As she enters professional life, Larsen throws light on the business of ballet, “the show must go on” ethos, dancing through fatigue and injury. She illuminates the reality of the day-to-day, from the morning stretching regimen, to the grind of living in pointe shoes eight hours a day during back-to-back classes and rehearsals, to the magic of performance. Her deft writing portrays a sly wit and a refreshing lack of self-importance, describing treacherous “puddles of sweat on the stage” in performance. “Like slugs, dancers leave paths of slime behind them.”

She delves into overcoming the mental challenges of self-imposed doubt, the worry of not living up to one’s own standards, and the fear of physical failure, capturing the frailty of the aging body in a field in which one misstep can be career-ending. “We balance ourselves on the brink of disaster and taunt the rules of physics because that is the only way to truly dance. Our only safety nets are our bodies, training and courage.”

Larsen met those challenges with a laserlike single-mindedness and focus, largely forgoing a rich social life for a more self-described monastic lifestyle of routine and regularity. Yet she also describes an incredibly rich network of support, from her fellow dancers to the dedicated crew of people who enable the magic of performance.

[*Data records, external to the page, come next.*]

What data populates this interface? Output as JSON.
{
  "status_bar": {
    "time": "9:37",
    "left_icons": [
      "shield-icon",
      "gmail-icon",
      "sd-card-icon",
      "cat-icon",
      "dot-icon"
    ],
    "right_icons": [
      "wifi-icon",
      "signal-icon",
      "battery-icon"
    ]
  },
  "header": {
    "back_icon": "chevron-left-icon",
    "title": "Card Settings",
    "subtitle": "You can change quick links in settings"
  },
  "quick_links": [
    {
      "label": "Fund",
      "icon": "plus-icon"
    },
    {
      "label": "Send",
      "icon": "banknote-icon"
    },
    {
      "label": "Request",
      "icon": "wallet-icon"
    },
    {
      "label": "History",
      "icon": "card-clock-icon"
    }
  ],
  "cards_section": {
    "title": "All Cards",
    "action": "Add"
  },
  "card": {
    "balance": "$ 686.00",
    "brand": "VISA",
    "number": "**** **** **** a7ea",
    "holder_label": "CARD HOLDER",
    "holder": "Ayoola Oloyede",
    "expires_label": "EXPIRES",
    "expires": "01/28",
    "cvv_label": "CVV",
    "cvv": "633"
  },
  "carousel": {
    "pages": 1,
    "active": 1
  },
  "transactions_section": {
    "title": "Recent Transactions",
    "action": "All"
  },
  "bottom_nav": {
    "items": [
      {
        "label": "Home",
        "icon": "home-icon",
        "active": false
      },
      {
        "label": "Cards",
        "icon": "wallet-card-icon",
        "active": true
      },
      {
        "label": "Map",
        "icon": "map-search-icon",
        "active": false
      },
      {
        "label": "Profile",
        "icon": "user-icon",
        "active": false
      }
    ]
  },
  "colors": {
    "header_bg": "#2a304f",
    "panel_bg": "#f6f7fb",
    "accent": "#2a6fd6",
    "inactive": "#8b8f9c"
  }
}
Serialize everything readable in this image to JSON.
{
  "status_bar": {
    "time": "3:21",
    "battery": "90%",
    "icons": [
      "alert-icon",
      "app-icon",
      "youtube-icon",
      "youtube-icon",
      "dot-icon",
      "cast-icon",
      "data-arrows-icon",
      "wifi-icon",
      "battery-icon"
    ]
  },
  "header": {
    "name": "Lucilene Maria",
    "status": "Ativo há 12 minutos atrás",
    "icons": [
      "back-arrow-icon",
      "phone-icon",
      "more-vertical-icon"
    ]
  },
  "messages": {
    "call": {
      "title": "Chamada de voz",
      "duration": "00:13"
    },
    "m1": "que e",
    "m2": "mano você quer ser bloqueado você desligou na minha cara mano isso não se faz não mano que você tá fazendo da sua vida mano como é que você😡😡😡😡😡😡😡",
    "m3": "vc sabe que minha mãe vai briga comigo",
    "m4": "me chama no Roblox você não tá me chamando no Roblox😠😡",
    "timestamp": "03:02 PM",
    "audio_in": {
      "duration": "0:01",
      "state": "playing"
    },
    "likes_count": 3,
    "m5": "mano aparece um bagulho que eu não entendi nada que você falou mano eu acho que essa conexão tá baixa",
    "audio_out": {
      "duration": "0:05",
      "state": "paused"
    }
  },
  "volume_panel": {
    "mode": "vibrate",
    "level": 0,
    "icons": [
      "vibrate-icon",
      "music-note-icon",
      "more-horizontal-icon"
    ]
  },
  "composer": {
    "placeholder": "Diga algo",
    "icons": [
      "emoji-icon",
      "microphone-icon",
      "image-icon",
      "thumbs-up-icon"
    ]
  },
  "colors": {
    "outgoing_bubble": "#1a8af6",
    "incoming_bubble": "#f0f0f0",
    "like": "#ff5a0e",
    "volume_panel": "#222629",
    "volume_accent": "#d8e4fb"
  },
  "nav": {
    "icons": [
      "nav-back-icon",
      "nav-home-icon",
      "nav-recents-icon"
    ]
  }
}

Gavin Larsen\u2014in a light blue leotard and skirt, pink tights and pointe shoes\u2014stands on her left leg with her right leg in a high arabesque and holds her arms up in a V-shape. Behind her, Artur Sultanov stands in sixth position with his arms in the same V-shape, and wears black tights, a blue T-shirt and blue socks and ballet slippers.Larsen with Artur Sultanov in Balanchine’s Duo Concertant at Oregon Ballet Theatre.
Blaine Covert, Courtesy University Press of Florida

Throughout, Larsen never loses sight of the exhilaration of dance. She describes how the power of music could turn an exercise into a moment of “pure, ecstatic joy.” She expresses deep appreciation for a skilled, attentive partner during the intimacy and intricacy of a pas de deux. She captures one memorable performance with movingly heartfelt sincerity: “…suddenly, at the height of the lift and on that one magnificent note, everything was crystal clear: this is the apex of life. This is the happiest a person on earth can be. This is perfection.”